I glance back at Aiden. He’s staring at a city official like he wants to set the man on fire just to watch how fast the lie burns off his suit.
“Let him take notes,” Isaiah suggests. “Give him a role. Something real.”
I nod once. “You’re thinking long game.”
He smiles. “Just doing what you taught me.”
The truth is, I don’t say much after that because Isaiah’s right. The world’s changing. And the club needs more than fists and guns these days. It needs monsters that think. Minds that don’t blink when they see how deep the rot goes.
And as I watch Crusher drive a nail clean through that busted chair in one strike, no hesitation, and Aiden snap his notebook shut like it’s a guillotine, I realize something else.
The next generation just walked through my door.
And if we play it right, they’ll burn down the whole damn empire and rebuild it in our name.
Isaiah moves like he’s been giving orders since birth. Calm voice. Sharp eyes. No wasted breath. Makes me wonder if Steel’s ghost didn’t just move on but took root in my boy instead.
Steel Saint didn’t believe in sons. Said they made you weak. Said they were the first thing a man like us would burn when the war came home.
But I look at Isaiah now. His spine is straight, jaw tight, pulling Crusher and City into orbit without even trying, and I think… maybe Steel was wrong about that. Maybe sons aren’t a weakness.
Maybe they’re the only damn legacy that survives the fire.
Isaiah doesn’t know it, but he holds himself like Steel did in that bar all those years ago. Same gravity. Same silence-before-the-storm weight in his eyes.
The difference is, Isaiah’s gotmyblood too.
It’s strange, watching your empire shift while you’re still breathing. The patches stay the same, but the faces change. The rules, the streets, and the stakes all evolve.
Steel Saint gave me this charter because he trusted I could hold the line. I’ve done that. Bled for it. Killed for it. Built something worth more than its parts.
But I look at Isaiah now, older, sharper, with a storm in his eyes, and I know.
One day soon, the torch will pass. And when it does, I just hope the fire still burns hot enough to scare the devil himself.
SEVEN
SONS & SHIELDS
ISAIAH (STEEL)
5 years later
The clubhouse is tucked behind chain-link fencing and guarded by security systems, and worse, men who never blink.
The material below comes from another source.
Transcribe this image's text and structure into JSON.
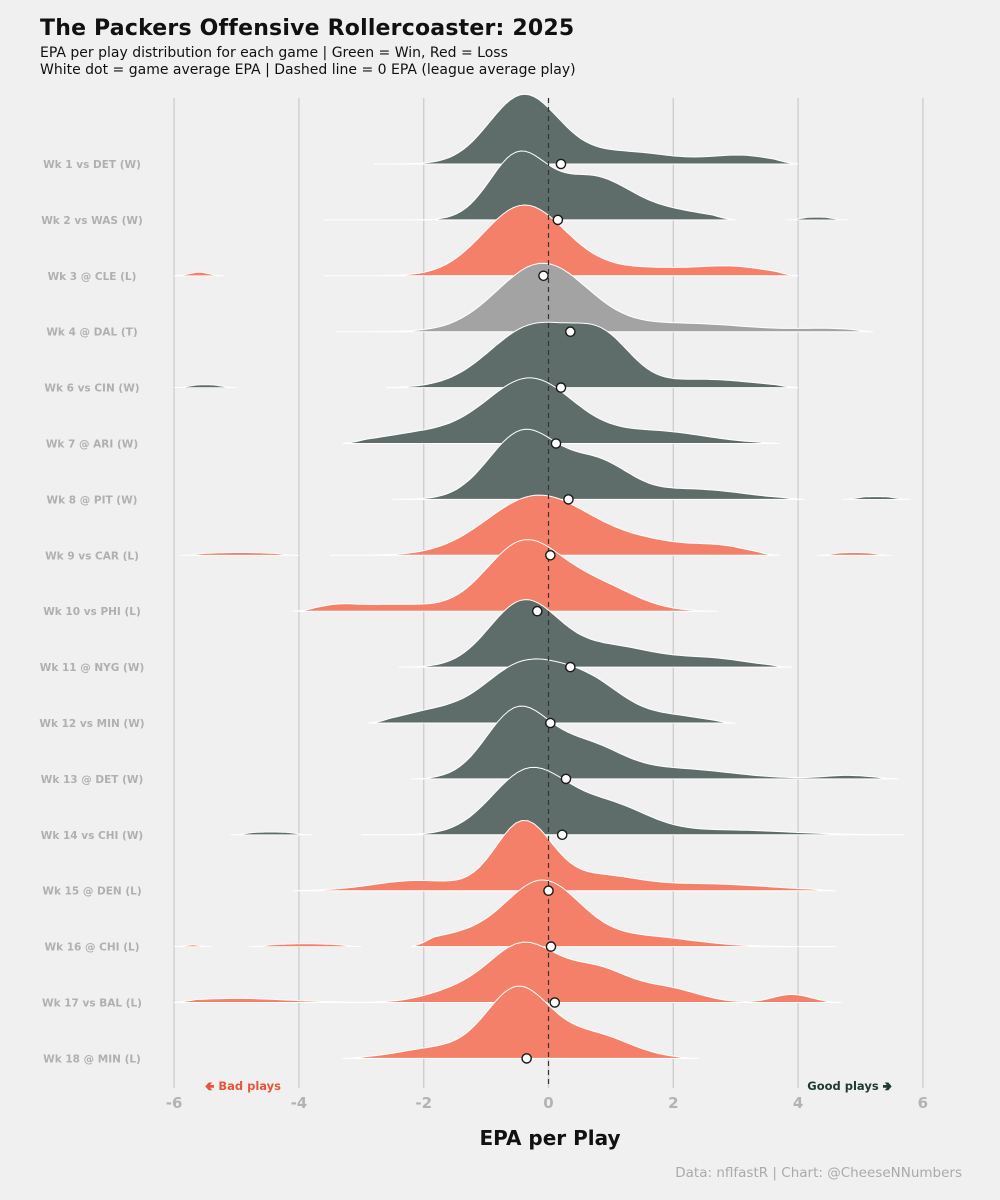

From the outside, it looks like a forgotten machine shop. Gray, industrial, lifeless. But inside, it's loud with memory.
You can smell the steel before you ever see it. The new Clubhouse looms like a beast at the edge of the world, gray, caged behind a chain-link fence and razor wire, crouched low and wide like it’s waiting for the next war. My boots crunch gravel as I step out of the truck, staring up at the faded machine shop sign half-buried in rust.
“You sure this is it?” I ask, squinting.
Dad, Tama,The General, just grunts from the driver’s seat. “It’ll bleed if you cut it. That makes it home.”
But it’s not just him with me today. Aria leans against the hood of her silver Charger, arms crossed, blue eyes cutting through the haze like truth itself. She’s in tight black jeans and a leather jacket that somehow looks both corporate and rebellious.Her dark hair’s twisted up, but I know how it falls, soft and wild when she lets it.
“This place smells like testosterone and liability,” she says dryly, smirking.
I grin. “So… basically, home?”
She rolls her eyes, but her lips twitch at the corners. “You’re impossible.”